In mezzo a questi continui spostamenti Goldoni conosce una ragazza che sposerà, prende contatto con il capocomico del teatro veneziano di San Samuele e torna con lui a Venezia e scrive varie commedie che avviano alla riforma, come il MOMOLO CORTESAN (1734) , dove si era già ridotto lo spazio all’improvvisazione che nel teatro comico risultava dominante, nel 1743 si giunge infine alla prima commedia interamente scritta LA DONNA DI GARBO.
Mentre nella commedia dell’arte i personaggi erano fissi e c’erano le famose maschere tipiche (pulcinella, arlecchino, pantalone) Goldoni tenta di sfidare i gusti del tempo, anche perché molti andavano a teatro aspettandosi di ridere con le vicende dei personaggi che dovevano ripetere in modo stereotipato ognuno il proprio ruolo. Infatti uno pensava di andare a teatro pensando di farsi quattro risate con le maschere tradizionali, ognuno aveva il suo personaggio e qualunque fosse la situazione che si presentava, recitava quel personaggio.
Goldoni sfida i gusti del tempo perché invece non è affatto d’accordo su questi cliquè, ma scardina un po’ questi modelli tradizionali, Goldoni non era un letterato, era un uomo di teatro, a contatto con il pubblico e con la società del tempo e sapeva bene i bisogni dei clienti, egli si prefigge due obiettivi:
1)    scrivere testi che piacciano al pubblico
2)    scrivere testi che rispecchiano la realtà, che siano verosimili, per fare questo elimina l’uso delle maschere tradizionali, e si basa sulle concrete esperienze della vita, quello del mondo e quello del teatro. Il mondo gli offre un sacco di argomenti pronti per essere messi in scena: i personaggi, i fatti curiosi, le passioni, i costumi e le mode, i vizi da deridere e le virtù da esaltare.
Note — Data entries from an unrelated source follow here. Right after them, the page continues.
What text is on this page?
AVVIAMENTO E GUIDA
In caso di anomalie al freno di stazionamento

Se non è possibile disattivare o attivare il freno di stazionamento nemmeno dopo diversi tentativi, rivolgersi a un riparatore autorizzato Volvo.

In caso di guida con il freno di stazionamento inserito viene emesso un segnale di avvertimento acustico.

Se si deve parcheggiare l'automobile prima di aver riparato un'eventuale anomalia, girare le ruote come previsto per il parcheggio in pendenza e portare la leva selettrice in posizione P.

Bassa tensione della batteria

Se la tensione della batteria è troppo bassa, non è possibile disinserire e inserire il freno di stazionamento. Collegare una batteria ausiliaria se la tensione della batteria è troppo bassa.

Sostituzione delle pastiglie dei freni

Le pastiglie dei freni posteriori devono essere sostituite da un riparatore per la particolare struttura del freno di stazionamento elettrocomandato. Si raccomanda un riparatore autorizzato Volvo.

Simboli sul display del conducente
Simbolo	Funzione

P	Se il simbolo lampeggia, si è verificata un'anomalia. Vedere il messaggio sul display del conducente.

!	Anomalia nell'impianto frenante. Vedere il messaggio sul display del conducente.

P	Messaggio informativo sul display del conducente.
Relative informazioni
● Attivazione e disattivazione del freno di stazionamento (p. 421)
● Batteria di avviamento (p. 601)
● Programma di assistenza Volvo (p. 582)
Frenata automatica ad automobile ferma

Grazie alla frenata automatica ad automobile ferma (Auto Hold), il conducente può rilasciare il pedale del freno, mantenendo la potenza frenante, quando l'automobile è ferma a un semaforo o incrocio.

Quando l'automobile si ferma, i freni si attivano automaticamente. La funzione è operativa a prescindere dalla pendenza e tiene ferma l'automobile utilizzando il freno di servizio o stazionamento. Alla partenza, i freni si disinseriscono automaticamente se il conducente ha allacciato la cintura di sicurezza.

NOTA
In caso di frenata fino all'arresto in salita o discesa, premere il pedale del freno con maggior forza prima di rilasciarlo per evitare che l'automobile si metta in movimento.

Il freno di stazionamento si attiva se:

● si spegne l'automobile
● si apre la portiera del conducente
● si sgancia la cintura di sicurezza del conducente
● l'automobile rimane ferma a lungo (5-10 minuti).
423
IL teatro gli insegna le tecniche e i trucchi adatti a suscitare nel pubblico la meraviglia e il riso.
Goldoni si ispira alla vita quotidiana e le rappresentava nel mondo teatrale (questioni sociali, morali e psicologiche), questa tendenza a fare della commedia una copia di quanto accade nel mondo è confermata dalla valorizzazione dei personaggi femminili (la Locandiera, la donna di governo, la donna sagace) in cui è colto il nuovo ruolo che la donna si sta conquistando nella società.